Background Increased serum levels of B cell activating factor (BAFF) have been detected in patients with idiopathic inflammatory myopathies (IIM) [1], which in anti-Jo-1 positive patients correlate with serum autoantibody concentration. The correlation of BAFF expression with disease activity in IIM patients has recently been described.

Objectives To investigate serum BAFF levels in anti-PM-Scl positive patients with co-existent myositis and to assess the association with clinical disease activity in a multi-center myositis cohort.

Methods Serum BAFF levels of 37 anti-PM-Scl positive IIM patients from two European countries and in 57 healthy controls were measured using ELISA. Nineteen longitudinal serum samples with corresponding clinical data were also obtained. Clinical data were derived from the Euromyositis database (www.euromyositis.eu).

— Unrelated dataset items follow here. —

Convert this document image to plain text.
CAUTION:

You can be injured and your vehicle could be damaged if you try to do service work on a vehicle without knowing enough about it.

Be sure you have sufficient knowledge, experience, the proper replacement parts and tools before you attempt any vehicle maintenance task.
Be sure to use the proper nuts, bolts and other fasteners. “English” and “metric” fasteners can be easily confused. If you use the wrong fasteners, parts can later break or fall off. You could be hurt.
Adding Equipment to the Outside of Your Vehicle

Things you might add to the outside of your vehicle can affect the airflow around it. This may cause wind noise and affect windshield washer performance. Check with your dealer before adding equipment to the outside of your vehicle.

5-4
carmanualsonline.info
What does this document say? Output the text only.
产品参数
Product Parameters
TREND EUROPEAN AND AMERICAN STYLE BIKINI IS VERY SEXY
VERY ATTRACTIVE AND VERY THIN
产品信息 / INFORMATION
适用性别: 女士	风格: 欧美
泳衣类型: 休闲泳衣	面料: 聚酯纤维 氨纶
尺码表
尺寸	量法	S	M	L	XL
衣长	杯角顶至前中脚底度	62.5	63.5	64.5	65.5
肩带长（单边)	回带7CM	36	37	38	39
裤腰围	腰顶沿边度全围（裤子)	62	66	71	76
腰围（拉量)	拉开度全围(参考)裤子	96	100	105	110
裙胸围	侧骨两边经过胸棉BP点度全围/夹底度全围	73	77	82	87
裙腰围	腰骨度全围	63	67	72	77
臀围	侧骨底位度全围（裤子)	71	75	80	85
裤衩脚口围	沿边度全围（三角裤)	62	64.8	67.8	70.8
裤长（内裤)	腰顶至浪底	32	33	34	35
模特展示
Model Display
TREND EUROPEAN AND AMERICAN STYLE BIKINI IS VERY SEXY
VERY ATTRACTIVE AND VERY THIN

Results Serum levels of BAFF in anti-PM-Scl positive PM/DM patients were significantly higher compared to healthy controls (P=0.008), but there was no statistically significant difference between PM or DM patients (P>0.05). BAFF levels correlated with both muscular (r=0.509, P=0.002) and extramuscular disease activity (r=0.487, P=0.003). There was a negative correlation with manual muscle test (MMT8) results - increased muscle weakness thus correlated with increased serum BAFF levels (r=-0.423, P=0.025). The composite disease activity (DA) scores MITAX and MYOACT correlated positively with BAFF levels; MITAX: r=0.374, P=0.027; MYOACT: r=0.430, P=0.010. There was a correlation with disease activity (DA) of various systems: Constitutional DA (r=0.382, P=0.023), Cutaneous DA (r=0.471, P=0.004), Gastrointestinal DA (r=0.545, P=0.001) and Pulmonary DA (r=0.524, P=0.001).

Furthermore, longitudinal change (∆) in BAFF levels correlated with ∆Physician Global DA (r = 0.6834, P = 0.0035), ∆Muscular DA (r=0.786, P<0.0001), and ∆MITAX Score (r=0.672, P=0.002). Change in BAFF correlated significantly also with ∆MYOACT (r=0.698, P=0.001) and with its components: ∆Cutaneous DA (r=0.491, P=0.033), ∆Skeletal DA (r=0.588, P=0.008), ∆Gastrointestinal DA (r=0.548, P=0.015), ∆Pulmonary DA (r=0.491, P=0.039) and ∆Cardiovascular DA (r=0.471, P=0.042).

Conclusions Serum levels of BAFF are increased in anti-PM-Scl positive patients with IIM, where BAFF levels correlate with clinical disease activity assessments. Furthermore, longitudinal changes in BAFF levels over time also correlate with changes in disease activity measures. These findings indicate that BAFF is likely implicated in the pathogenesis of PM/DM. BAFF is thus a potential biomarker in IIM.

References

  1. O Kryštůfková, T Vallerskog, S Barbasso Helmers, H Mann, I Půtová, J Běláček, V Malmström, C Trollmo, J Vencovský, I E Lundberg, Increased serum levels of B cell activating factor (BAFF) in subsets of patients with idiopathic inflammatory myopathies, Ann Rheum Dis 2009;68:836-843 doi:10.1136/ard.2008.091405

Acknowledgements IGA -Ministry of Health of the Czech Republic NT/12438-4.